1. Sila adalah etika atau moral yang dilakukan berdasarkan cetana atau kehendak. Etika berasal dari bahasa Yunani yaitu ETHOS yang artinya kebiasaan atau adat.
2. Oleh karena itu etika sering dijelaskan sebagai moral. Dalam pandangan Buddhis sila memiliki banyak arti antara lain: norma (kaidah), peraturan, perintah, sikap, keadaan, perilaku, sopan santun, dan sebagainya
3. Sila pertama kali diajarkan Buddha kepada lima orang pertapa ketika menyampaikan khotbah pertama di Taman Rusa Isipatana.
4. Dalam khotbah tersebut dijelaskan tentang jalan menuju lenyapnya dukkha yang dinamakan jalan tengah.
5. Dalam jalan tengah sila memiliki kelompok Ucapan benar, Perbuatan benar dan Mata Pencaharian benar. Sila merupakan dasar yang paling utama dalam pengamalan kehidupan beragama.
6. Dengan memiliki agama merupakan langkah awal yang sangat penting untuk mencapai kehidupan yang luhur.
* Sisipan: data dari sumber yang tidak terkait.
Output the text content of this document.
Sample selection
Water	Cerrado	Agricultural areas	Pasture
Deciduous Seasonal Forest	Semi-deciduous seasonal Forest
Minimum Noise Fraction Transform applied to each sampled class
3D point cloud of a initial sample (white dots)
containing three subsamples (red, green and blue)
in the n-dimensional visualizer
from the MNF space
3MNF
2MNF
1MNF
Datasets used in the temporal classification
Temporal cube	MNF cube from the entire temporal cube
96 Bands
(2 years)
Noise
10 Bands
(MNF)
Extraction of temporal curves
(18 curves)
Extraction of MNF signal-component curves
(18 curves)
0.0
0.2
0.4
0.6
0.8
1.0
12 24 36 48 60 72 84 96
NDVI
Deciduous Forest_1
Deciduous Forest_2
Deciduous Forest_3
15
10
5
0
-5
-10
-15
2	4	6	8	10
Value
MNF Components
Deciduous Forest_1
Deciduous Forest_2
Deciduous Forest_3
Hal tersebut disampaikan dalam Kitab Samyutta Nikaya V, 143, antara lain : “ Apakah permulaan dari batin yang luhur ? Sila yang sempurna “

B. CIRI, FUNGSI, WUJUD DAN SEBAB TERDEKAT DARI SILA
1. Ciri Sila (Lakkhana) adalah ketertiban dan ketenangan
2. Fungsi (rasa) adalah untuk menhancurkan yang salah (dussiliya) dan menjaga agar orang tetap tidak bersalah (ancajja)
3. Wujud sila (paccupatthana) adalah kesucian (soceyya)
4. Sebab terdekat adalah Hiri dan Ottapa, hiri adalah perasaan malu untuk berbuat jahat atau kesalahan, ottapa ada perasaan takut akan akibat dari perbuatan jahat. Hiri dan Ottapa disebut Lokapaladhamma atau pelindung dunia.

C. PEMBAGIAN SILA
1. Sila menurut jenisnya terdiri dari 2 macam, yaitu :
a. Pakati Sila artinya sila alamiah(sila yang tidak dibuat oleh manusia). Contohnya hukum tertib kosmis (utu, bija, kamma, dhamma, citta niyama)
b. Pannati Sila adalah sila yang dibuat oleh manusia berdasarkan kesepakatan atas dasa tujuan tertentu. Contoh : peraturan kebhikkhuan, adat istiadat, peraturan Negara, dan lain-lain

2. Sila menurut pelaksanaannya terdiri dari 3 macam, yaitu :
a. Sikkhapada sila yaitu melakukan latihan pengendalian diri
b. Carita sila yaitu sila dalam aspek positif (mengembangkan 10 perbuatan baik)
c. Varita sila yaitu sila dalam aspek negatif (10 karma buruk)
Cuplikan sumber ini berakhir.